È evidente che la presenza di paradisi fiscali all’interno dell’Unione Europea si porta dietro una serie di complessità e di meccanismi economici che hanno implicazioni importanti sull’andamento e il monitoraggio dei mercati globali.
Riprendendo alcune recenti analisi pubblicate su Il Sole 24 Ore, proviamo oggi a cercare di capire come la politica finanziaria di alcuni Paesi europei con regole diverse rispetto a quelle tradizionali abbia delle ripercussioni sull’intero sistema.
Pensiamo per esempio a nazioni come Irlanda e Paesi Bassi: entrambe le giurisdizioni, si sa, attraggono società che hanno scarsa presenza sul territorio nazionale. È un modello capace di attirare enormi capitali esteri, tassandoli poco o nulla in percentuale, e di rendere tali Paesi veicoli di “capitale fantasma”.
Solo gli Stati Uniti investono ufficialmente circa 450 miliardi di dollari in obbligazioni e azioni emesse da compagnie irlandesi e più di 500 miliardi in quelle olandesi: di fatto queste compagnie non sono né irlandesi né olandesi, ma semplicemente scatole legali vuote.
Per capire quanto speciali siano i Paesi Bassi e l’Irlanda basta un confronto con Paesi come Germania e l’Italia: qui la quasi totalità delle obbligazioni societarie emesse, ovvero il 97%, appartiene a compagnie nazionali.
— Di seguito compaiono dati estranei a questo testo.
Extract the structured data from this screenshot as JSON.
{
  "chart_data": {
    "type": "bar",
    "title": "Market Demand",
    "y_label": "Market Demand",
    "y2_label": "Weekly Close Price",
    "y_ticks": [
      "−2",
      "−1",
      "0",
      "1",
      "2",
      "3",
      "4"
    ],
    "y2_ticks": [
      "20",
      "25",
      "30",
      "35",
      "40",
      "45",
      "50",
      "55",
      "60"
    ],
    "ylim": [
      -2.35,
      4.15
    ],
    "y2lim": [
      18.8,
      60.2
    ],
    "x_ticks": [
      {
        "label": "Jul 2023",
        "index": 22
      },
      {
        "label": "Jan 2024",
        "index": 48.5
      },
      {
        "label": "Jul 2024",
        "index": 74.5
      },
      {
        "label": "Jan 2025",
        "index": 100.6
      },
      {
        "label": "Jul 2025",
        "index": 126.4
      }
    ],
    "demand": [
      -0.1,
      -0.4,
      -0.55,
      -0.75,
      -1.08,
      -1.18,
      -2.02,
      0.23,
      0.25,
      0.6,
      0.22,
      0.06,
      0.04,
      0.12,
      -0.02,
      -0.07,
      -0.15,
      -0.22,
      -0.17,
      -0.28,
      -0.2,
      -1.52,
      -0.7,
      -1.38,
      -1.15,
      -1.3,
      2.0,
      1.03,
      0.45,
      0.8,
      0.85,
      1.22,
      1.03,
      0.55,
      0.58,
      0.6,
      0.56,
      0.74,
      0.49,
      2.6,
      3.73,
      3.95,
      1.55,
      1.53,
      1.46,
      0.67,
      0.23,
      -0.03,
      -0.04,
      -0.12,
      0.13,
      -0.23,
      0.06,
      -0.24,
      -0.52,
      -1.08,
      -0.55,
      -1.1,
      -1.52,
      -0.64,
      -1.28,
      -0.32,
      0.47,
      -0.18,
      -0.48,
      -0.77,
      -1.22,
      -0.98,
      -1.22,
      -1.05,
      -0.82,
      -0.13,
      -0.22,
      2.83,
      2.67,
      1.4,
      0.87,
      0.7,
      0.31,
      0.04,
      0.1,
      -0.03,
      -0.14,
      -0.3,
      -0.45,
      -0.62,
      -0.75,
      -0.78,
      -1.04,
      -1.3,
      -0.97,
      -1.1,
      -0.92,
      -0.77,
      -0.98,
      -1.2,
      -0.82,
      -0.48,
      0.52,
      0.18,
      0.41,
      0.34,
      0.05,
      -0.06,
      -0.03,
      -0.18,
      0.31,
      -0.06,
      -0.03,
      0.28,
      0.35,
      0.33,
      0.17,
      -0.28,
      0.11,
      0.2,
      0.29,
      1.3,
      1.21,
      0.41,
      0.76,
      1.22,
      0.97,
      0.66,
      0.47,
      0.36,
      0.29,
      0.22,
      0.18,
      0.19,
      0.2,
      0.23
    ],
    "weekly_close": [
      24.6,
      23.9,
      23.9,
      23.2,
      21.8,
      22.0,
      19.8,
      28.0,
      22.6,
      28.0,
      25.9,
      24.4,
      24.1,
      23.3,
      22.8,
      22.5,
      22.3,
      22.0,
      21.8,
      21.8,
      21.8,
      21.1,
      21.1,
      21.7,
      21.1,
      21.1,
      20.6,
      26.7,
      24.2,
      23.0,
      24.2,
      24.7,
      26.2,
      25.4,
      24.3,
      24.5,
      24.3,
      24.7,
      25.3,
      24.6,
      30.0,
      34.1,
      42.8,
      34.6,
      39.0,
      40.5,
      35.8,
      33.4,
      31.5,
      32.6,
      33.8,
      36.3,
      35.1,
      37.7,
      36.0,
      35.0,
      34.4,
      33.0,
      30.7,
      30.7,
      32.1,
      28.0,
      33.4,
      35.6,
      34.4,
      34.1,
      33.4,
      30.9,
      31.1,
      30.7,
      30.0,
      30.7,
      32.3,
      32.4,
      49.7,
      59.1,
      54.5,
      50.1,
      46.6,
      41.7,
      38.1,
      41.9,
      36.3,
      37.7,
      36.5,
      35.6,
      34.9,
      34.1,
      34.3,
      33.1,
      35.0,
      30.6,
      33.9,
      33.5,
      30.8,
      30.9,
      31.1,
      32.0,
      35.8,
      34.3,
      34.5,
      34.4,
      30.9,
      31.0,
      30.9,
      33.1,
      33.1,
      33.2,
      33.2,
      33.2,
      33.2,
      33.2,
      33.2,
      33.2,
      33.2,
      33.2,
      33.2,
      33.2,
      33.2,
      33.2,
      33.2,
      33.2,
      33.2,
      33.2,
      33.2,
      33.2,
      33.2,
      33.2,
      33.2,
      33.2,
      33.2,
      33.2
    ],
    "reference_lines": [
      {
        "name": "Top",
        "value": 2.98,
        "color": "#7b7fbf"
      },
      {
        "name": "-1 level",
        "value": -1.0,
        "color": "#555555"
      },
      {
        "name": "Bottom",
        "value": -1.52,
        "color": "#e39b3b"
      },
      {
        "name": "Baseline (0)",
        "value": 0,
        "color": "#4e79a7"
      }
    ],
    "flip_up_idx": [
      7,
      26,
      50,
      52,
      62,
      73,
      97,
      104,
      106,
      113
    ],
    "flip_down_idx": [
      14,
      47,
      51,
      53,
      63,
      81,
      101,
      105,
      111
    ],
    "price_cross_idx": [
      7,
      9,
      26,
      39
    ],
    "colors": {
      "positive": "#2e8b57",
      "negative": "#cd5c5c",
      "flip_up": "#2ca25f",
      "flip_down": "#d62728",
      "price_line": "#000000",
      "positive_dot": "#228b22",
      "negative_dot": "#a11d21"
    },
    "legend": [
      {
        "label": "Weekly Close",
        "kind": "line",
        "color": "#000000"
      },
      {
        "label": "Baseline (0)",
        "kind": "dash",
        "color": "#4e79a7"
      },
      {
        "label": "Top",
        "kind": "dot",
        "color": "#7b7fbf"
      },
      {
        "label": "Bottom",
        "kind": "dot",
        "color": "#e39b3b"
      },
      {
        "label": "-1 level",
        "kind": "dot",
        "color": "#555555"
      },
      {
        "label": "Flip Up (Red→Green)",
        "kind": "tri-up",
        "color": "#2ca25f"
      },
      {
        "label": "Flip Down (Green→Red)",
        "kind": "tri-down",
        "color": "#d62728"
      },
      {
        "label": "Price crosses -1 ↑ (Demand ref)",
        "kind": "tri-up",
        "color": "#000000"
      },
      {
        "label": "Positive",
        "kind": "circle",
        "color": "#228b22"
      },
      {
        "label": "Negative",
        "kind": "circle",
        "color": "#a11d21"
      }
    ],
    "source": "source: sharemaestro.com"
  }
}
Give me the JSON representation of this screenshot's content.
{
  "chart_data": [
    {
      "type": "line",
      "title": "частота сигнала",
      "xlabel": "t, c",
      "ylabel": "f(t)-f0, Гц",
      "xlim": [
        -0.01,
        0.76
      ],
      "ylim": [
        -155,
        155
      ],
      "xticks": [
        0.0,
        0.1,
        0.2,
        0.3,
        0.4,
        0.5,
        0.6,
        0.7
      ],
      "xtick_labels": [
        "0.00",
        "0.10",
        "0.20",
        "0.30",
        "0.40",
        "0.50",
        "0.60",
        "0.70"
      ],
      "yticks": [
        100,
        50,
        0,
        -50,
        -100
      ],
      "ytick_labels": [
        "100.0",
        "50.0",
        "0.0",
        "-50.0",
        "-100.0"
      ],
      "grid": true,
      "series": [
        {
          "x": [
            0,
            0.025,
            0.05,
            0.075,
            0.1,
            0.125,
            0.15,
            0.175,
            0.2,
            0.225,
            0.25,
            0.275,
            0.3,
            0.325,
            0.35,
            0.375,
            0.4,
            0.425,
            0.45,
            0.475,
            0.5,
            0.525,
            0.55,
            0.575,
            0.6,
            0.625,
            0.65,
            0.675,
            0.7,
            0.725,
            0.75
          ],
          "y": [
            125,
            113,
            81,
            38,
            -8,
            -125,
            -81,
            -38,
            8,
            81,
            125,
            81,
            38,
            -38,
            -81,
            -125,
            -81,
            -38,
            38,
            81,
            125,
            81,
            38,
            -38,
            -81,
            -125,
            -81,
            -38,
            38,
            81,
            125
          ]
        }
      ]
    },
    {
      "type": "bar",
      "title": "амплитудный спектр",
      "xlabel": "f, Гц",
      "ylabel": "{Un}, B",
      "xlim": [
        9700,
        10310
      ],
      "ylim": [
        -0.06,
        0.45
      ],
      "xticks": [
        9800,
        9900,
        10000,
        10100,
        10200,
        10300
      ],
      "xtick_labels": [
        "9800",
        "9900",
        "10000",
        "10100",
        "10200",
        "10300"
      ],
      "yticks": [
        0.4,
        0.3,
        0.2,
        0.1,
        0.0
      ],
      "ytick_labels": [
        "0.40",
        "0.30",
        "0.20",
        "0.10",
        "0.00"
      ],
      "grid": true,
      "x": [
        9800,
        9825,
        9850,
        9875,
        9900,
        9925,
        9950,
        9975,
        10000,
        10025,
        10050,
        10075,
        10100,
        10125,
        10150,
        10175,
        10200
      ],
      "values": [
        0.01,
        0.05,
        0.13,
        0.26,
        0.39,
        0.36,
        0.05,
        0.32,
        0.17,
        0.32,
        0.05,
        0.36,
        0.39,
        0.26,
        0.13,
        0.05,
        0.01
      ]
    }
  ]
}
In sostanza, la politica economica internazionale deve fare attenzione alle reali esposizioni finanziarie per non basare le decisioni su dati e fatti distorti dai paradisi fiscali.
Emerge un modello economico molto differente tra paradisi fiscali e Paesi con fiscalità ”tradizionale” all’interno del territorio europeo, e i rispettivi dati difficilmente si possono comparare proprio per la loro diversità intrinseca di fondo.
Pensiamo a un altro esempio. In Lussemburgo, Paese fondatore dell’UE e tra i maggiori paradisi fiscali del continente, ogni dipendente di una multinazionale americana produce ogni anno quasi 9 milioni di dollari di utili. Mentre in Italia ogni dipendente di una società Usa produce 45.000 dollari, in Germania ne produce 46.000, in Francia 36.000 e in Spagna 34.000. Come può, il Lussemburgo, Paese con un prodotto interno lordo che è lo 0,1% del Pil mondiale, registrare questi numeri esorbitanti in confronto alle potenze industriali europee? Guardando queste cifre i profitti registrati dalle società statunitensi in Lussemburgo sono pari al 94% del Pil del Granducato.
Gli esempi sopra riportati sono sufficienti a capire che difficilmente si possono comparare i dati tra Paesi interni alla comunità Europea, né tanto meno basare scelte economiche globali su questi numeri che sono evidentemente falsati dalla presenza di una fiscalità che non rientra nei canoni tradizionali.